Thursday, 15 November 2012

Muak.

Kata ini bila diucap terdengar kasar. Bila dibaca konotasinya pun seperti sudah berada di ambang batas.

Jika berada di realita pilihannya cuma dua. Antara tetap bertahan atau keluar saja. Tapi situasinya tidak semudah yang dibayangkan. Selalu ada masa dimana kata "muak" ini terbentur dengan nilai-nilai sosial yang ada.

Sebenarnya posisi manapun tidak ada yang benar-benar sulit jika semua dapat di komunikasikan dengan baik. Tapi kalau bicara teori komunikasi sepertinya mudah, nyatanya tidak.

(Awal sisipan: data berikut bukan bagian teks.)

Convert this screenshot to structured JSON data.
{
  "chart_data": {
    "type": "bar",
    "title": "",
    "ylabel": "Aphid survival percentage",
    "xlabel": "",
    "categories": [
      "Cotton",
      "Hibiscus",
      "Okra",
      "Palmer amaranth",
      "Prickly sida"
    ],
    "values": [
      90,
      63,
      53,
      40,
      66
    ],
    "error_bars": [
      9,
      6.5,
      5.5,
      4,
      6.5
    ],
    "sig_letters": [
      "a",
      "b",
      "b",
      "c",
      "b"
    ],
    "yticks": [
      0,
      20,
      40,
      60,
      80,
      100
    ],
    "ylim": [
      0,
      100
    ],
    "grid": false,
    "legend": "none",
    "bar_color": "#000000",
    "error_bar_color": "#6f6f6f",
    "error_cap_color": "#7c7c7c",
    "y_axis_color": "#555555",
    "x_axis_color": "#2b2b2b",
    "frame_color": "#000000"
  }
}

Terlalu banyak gangguan dan subjektifitas di antara komunikasi yang baru mau dibangun.

Muak. Terkepung dalam tumpukan bata berlapis semen bercat putih.

Muak. Penat dalam bayang-bayang dan angan yang ingin dikejar.

Muak. Bertemu dengan muka-muka familiar.

Muak. Bukan karena tanggung jawab tapi karena beban yang bias.

Muak. Rindu kebebasan berekspresi.

Muak. Angin segar yang kunjung datang namun berlalu cepat.

Muak. Rindu alam bebas dan liarnya sinar mentari membakar kulit.